A good quote is more than the content of your office decorations or fodder for your social media feed, it can be words and principles to live by.

We have all heard a good one in our time, but in times of crisis, these are amplified and ring true in ways they may not otherwise have done. The good ones stick with us even more and have the power to inspire us to be better, achieve new things and help others get through these times. With HR professionals facing some challenges they will not have been prepared for coming into 2020, we thought it would be good to share some of our favorite quotes from this year so far.

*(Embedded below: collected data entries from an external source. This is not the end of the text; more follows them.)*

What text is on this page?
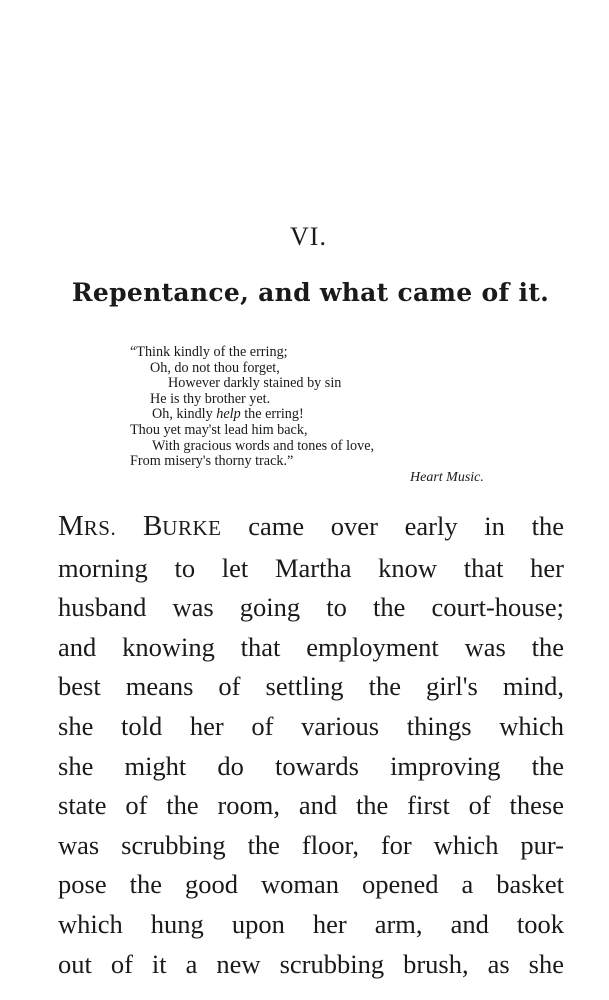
VI.
Repentance, and what came of it.
“Think kindly of the erring;
Oh, do not thou forget,
However darkly stained by sin
He is thy brother yet.
Oh, kindly help the erring!
Thou yet may'st lead him back,
With gracious words and tones of love,
From misery's thorny track.”
Heart Music.
MRS. BURKE came over early in the
morning to let Martha know that her
husband was going to the court-house;
and knowing that employment was the
best means of settling the girl's mind,
she told her of various things which
she might do towards improving the
state of the room, and the first of these
was scrubbing the floor, for which pur-
pose the good woman opened a basket
which hung upon her arm, and took
out of it a new scrubbing brush, as she
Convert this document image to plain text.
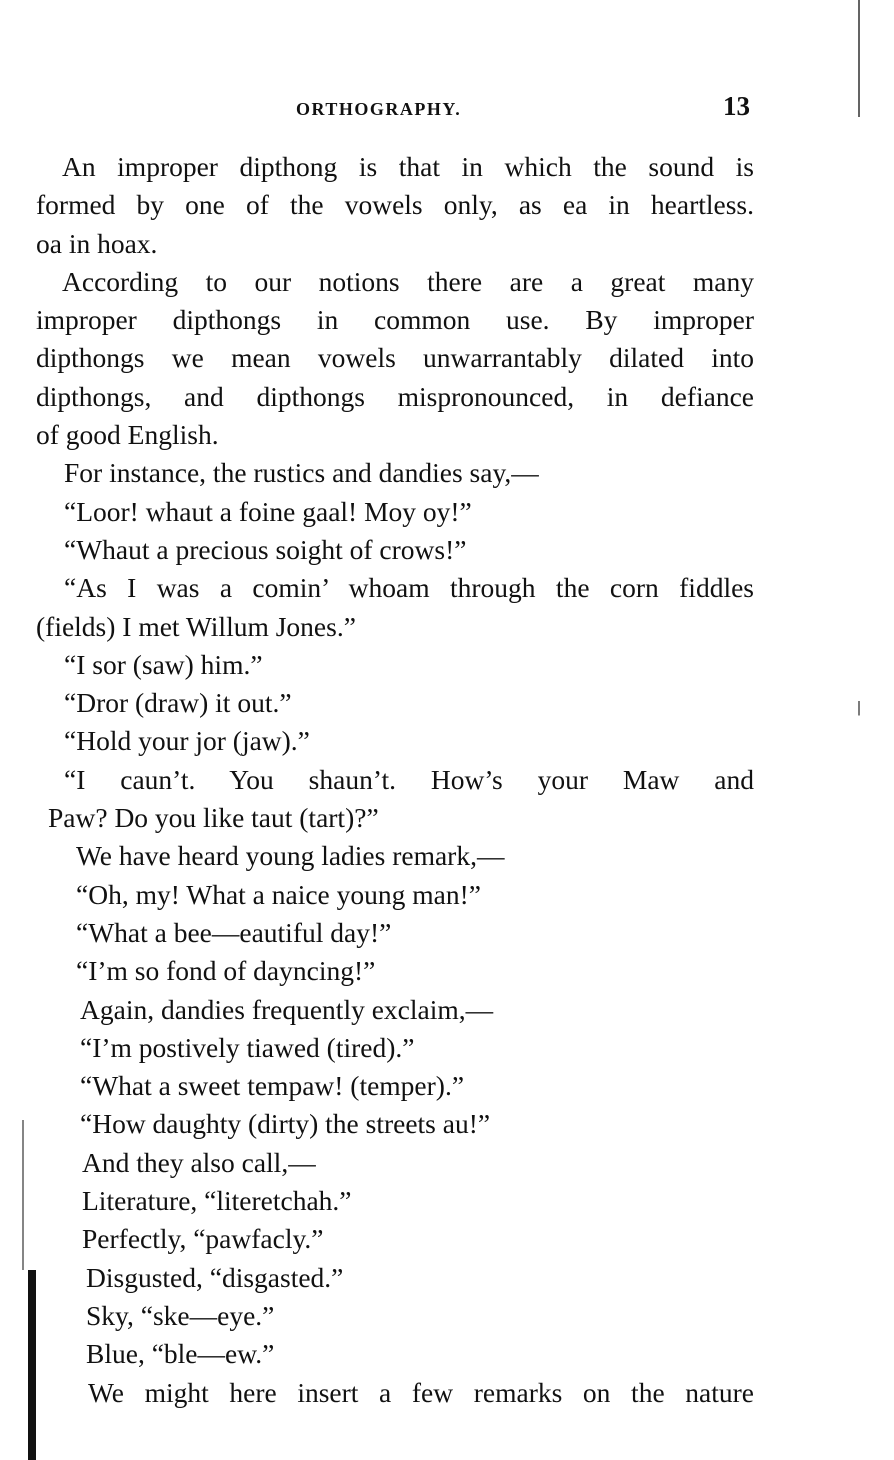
ORTHOGRAPHY.	13
An improper dipthong is that in which the sound is
formed by one of the vowels only, as ea in heartless.
oa in hoax.
According to our notions there are a great many
improper dipthongs in common use. By improper
dipthongs we mean vowels unwarrantably dilated into
dipthongs, and dipthongs mispronounced, in defiance
of good English.
For instance, the rustics and dandies say,—
“Loor! whaut a foine gaal! Moy oy!”
“Whaut a precious soight of crows!”
“As I was a comin’ whoam through the corn fiddles
(fields) I met Willum Jones.”
“I sor (saw) him.”
“Dror (draw) it out.”
“Hold your jor (jaw).”
“I caun’t. You shaun’t. How’s your Maw and
Paw? Do you like taut (tart)?”
We have heard young ladies remark,—
“Oh, my! What a naice young man!”
“What a bee—eautiful day!”
“I’m so fond of dayncing!”
Again, dandies frequently exclaim,—
“I’m postively tiawed (tired).”
“What a sweet tempaw! (temper).”
“How daughty (dirty) the streets au!”
And they also call,—
Literature, “literetchah.”
Perfectly, “pawfacly.”
Disgusted, “disgasted.”
Sky, “ske—eye.”
Blue, “ble—ew.”
We might here insert a few remarks on the nature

  1. Eric Torigian, Vice President and Assistant Head of Global HR for Akebono Brake Corporation

“I think this is the beginning of the most exciting period we have ever been part of. People are going to figure out how to pour their passion into it. The world has been getting ready for this for a while. We have been moving to an online world, a gig economy, toward remote work groups. In the next 20 or 30 years, this world is going to change a lot and people are going to come back to this time and ask ‘who were the people that made the difference?’ I think they’re going to look at HR people and say they’re the ones who led us through this.”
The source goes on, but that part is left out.